Therefore, in this study, we analyzed the applicability of the PIM to CMATASs, and determined the reasons why the PIM cannot be applied to the prediction of the ground subsidence in CMATASs. Furthermore, based on the results obtained, and the mechanism of mining subsidence in CMATASs, we improved the PIM to establish a combined prediction method for predicting mining subsidence in CMATASs; this method can precisely calculate ground subsidence, evaluate the damage to ground structures caused by underground mining in CMATASs, and provide suitable control measures to prevent such damage.

Analysis of applicability of PIM to CMATASs

The prediction model of the PIM is used to calculate the movement of an arbitrary point on the surface and express the surface subsidence trough caused by unit mining. The model can be derived as follows (Brady and Brown 2004; He et al. 1991; Kratzsch 1983; Peng 1992; Zhou et al. 2016a):

$$ W_{e} (x) = \frac{1}{r}{\text{e}}^{{ - \pi \frac{{x^{2} }}{{r^{2} }}}} . $$
(1)

For the three-dimensional situation shown in Fig. 2, the subsidence of an arbitrary point A (x, y) on the surface caused by coal mining in unit B(s, t) is as follows:

$$ W_{e} (x,y) = \frac{1}{{r^{2} }}{\text{e}}^{{ - \pi \frac{{(x - s)^{2} + (y - t)^{2} }}{{r^{2} }}}} . $$
(2)
Fig. 2
figure 2

Space coordinate system (1 ground surface, 2 coal seam) (Zhou et al. 2016a)

When the mining area is O1CDE (Fig. 2), the prediction equation for the subsidence of the arbitrary point (x, y) caused by the entire mining process is as follows:

$$ W(x,y) = W_{0} \int_{0}^{l} {\int_{0}^{L} {\frac{1}{{r^{2} }}e^{{ - \pi \frac{{(x - s)^{2} + (y - t)^{2} }}{{r^{2} }}}} {\text{d}}t{\text{d}}s} } , $$
(3)

where W 0 (=mqcosa) is the maximum subsidence value for the entire mining process; m, q, and a represent the mining thickness, subsidence factor, and coal seam dip angle, respectively; r (=H 0 /tanβ) is the main influence radius; H 0 and tanβ are the average mining depth and the tangent of the main effect angle; l (=D 3 − S 3 − S 4) and L (=(D 1S 1 − S 2) × sin(θ 0 + a)/sin(θ 0)) are the strike calculation length and dip calculation length, respectively; θ 0 is the effect transference angle; and S 1, S 2, S 3, and S 4 are the left, right, raise, and dip deviations of the inflection point, respectively. The subsidence parameters are shown in Fig. 2. Details of the inversion calculation method based on the PIM can be obtained from a previous paper (Zhou et al. 2016a).

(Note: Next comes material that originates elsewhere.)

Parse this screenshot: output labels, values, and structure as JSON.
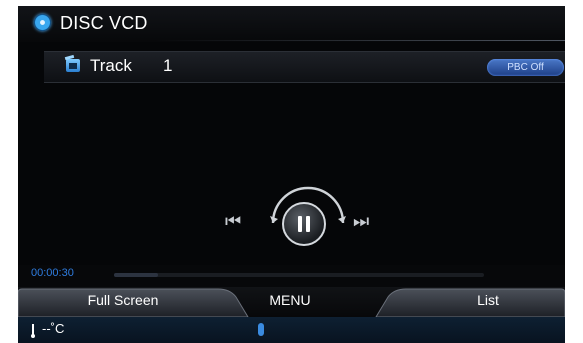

The PIM can be well applied to N-CMATASs; however, it cannot precisely predict the ground mining subsidence in CMATASs. We will take the HCMA as an example to analyze the problems that occur when the PIM is applied to CMATASs. The HCMA is divided into the south and north mining areas (hereinafter referred to as the “South Area” and “North Area,” respectively) by the Huai River, a major river in China located mid-way between the Yellow River and the Yangtze River. The North Area is a CMATAS, whereas the South Area is an N-CMATAS. Therefore, the HCMA shows mining subsidence characteristics of both the N-CMATAS and CMATAS (Zhou et al. 2015, 2016a).

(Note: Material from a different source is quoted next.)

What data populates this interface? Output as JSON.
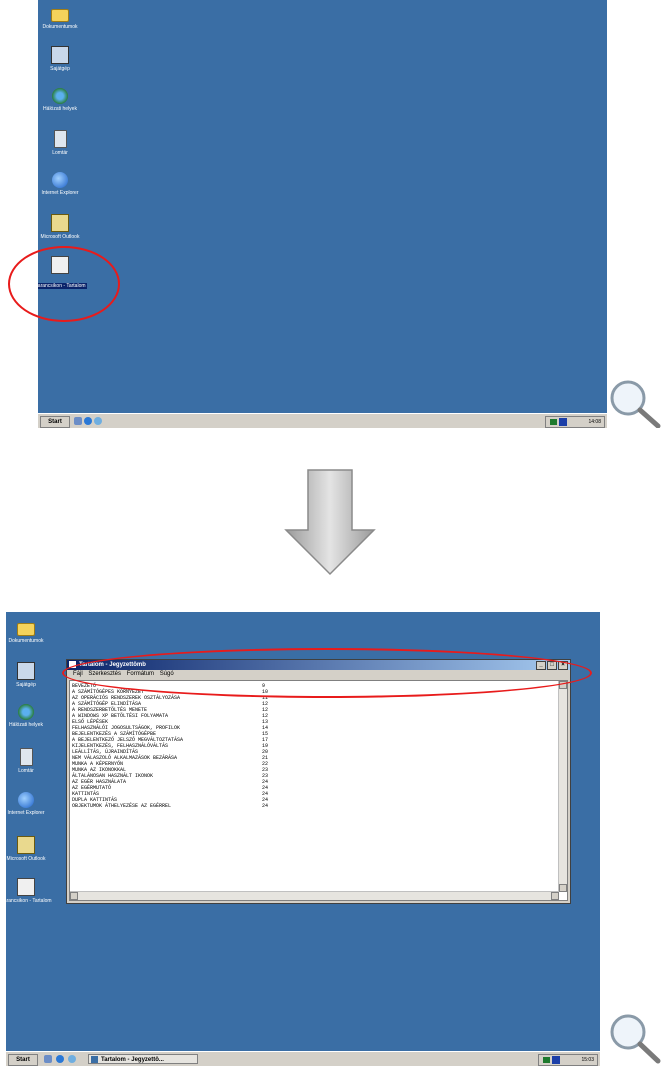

Figure 3 shows the comparison results between the measured ground subsidence in the South Area and the fitting values obtained by the PIM. Figure 4 compares the measured subsidence in the North Area and the fitting values obtained by the PIM.

Fig. 3
figure 3

Fitting effect of measured and calculated subsidence values in South Area

Fig. 4
figure 4

Fitting effect of measured and calculated subsidence values in North Area

It can be seen from Figs. 3 and 4 that the prediction results by the PIM fit well to the entire sunken basin in South Huainan, but fit poorly to the edge region in North Huainan. Moreover, the predicted basin size is smaller than the measured size, and the PIM converges rapidly at the edges.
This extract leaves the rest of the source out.